Leo Paraspondylos (Λέων Παρασπόνδυλος) was a high-ranking 11th-century Byzantine official, who served as chief minister to Empress Theodora and Emperor Michael VI.

==Biography==
Leo's surname is in all probability a sobriquet; he seems to have belonged to the Spondylos family, and was possibly a relative of the general Michael Spondyles. He is attested as an official under Michael IV the Paphlagonian (r. 1034–41), and rose in office to become the Empire's chief minister (paradynasteuon) under Theodora (r. 1042–56) and Michael VI (r. 1056–57), holding the posts of synkellos and protosynkellos.

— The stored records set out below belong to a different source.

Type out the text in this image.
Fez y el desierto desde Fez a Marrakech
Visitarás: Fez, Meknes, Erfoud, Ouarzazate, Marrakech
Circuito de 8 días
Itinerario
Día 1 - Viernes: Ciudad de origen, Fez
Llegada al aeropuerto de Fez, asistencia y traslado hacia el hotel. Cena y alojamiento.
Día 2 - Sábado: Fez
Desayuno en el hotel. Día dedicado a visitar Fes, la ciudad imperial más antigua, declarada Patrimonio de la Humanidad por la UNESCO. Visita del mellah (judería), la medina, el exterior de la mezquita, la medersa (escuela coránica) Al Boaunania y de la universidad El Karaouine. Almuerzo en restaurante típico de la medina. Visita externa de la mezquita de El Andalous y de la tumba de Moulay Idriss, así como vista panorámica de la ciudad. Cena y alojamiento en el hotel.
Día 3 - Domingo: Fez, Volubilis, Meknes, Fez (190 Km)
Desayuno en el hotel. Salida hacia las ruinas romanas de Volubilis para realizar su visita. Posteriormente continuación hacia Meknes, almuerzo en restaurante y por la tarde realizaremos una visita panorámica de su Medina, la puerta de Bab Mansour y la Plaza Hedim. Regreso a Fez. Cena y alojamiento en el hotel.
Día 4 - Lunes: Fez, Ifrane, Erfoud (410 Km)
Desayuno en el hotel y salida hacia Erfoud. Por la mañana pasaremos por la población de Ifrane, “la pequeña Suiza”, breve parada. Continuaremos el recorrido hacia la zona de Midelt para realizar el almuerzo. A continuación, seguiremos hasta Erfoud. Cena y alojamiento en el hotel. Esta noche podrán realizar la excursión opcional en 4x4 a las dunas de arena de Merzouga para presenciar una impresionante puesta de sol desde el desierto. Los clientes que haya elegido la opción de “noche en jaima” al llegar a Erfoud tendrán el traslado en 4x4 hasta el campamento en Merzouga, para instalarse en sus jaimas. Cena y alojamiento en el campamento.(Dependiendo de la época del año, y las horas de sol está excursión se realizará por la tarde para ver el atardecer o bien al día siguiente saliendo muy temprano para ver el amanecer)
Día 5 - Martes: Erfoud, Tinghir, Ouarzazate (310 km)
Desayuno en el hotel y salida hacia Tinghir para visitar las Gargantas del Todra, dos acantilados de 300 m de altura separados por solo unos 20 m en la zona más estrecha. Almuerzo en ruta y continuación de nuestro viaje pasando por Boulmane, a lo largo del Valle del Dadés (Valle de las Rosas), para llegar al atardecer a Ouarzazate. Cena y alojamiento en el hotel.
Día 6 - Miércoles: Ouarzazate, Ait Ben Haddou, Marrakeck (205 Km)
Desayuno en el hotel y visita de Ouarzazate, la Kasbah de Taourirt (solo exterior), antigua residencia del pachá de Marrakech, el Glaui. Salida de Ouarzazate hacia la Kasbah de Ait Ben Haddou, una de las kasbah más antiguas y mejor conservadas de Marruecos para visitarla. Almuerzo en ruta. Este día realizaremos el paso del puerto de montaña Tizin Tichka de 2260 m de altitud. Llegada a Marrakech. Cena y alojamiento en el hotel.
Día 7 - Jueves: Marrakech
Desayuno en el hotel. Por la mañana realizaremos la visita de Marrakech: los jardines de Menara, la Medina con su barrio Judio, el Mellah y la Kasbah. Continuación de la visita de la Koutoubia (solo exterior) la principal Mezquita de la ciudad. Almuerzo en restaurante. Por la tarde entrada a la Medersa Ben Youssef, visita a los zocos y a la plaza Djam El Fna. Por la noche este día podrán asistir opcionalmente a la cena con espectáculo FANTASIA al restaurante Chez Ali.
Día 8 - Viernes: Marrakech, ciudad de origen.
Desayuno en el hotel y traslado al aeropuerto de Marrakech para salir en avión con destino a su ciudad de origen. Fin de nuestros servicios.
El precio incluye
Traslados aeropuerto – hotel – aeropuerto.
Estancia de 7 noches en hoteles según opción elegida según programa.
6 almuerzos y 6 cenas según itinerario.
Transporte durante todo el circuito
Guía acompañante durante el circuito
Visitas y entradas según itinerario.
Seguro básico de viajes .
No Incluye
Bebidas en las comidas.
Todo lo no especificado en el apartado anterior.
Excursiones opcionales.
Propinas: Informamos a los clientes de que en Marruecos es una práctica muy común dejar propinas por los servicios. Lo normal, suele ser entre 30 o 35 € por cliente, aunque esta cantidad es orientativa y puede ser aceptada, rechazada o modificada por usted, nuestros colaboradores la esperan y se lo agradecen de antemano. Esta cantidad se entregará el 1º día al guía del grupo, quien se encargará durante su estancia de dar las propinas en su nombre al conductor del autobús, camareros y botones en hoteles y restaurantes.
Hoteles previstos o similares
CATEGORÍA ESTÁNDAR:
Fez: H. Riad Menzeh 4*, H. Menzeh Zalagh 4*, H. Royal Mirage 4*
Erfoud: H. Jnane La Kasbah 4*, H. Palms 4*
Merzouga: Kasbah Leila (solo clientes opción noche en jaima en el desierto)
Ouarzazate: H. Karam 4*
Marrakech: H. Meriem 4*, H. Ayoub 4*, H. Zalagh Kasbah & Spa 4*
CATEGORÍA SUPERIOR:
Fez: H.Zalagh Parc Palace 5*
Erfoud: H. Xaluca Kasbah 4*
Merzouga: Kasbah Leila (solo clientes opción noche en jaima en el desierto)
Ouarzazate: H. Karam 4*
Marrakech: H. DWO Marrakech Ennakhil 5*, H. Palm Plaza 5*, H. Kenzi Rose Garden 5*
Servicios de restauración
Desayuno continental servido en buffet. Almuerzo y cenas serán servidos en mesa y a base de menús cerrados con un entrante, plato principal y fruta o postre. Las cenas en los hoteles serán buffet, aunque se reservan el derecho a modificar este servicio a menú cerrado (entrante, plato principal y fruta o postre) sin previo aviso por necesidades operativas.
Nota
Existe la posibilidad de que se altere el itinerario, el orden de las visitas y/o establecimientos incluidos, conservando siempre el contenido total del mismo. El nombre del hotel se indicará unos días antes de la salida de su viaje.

Leo's contemporary, historian and fellow public servant Michael Attaleiates, considered him an excellent administrator, but it was Paraspondylos' refusal to meet the demands of the Empire's leading generals in 1057 that led to their rebellion and the overthrow of Michael VI and the installation of one of their own number, Isaac I Komnenos (r. 1057–59), on the throne. After the rebel victory, Paraspondylos was dismissed from office and exiled from Constantinople, possibly being forcibly tonsured. Although occasionally critical of his rough manners, Michael Psellos intervened on his behalf with Isaac I Komnenos, to little avail. Nothing further is known of Leo thereafter.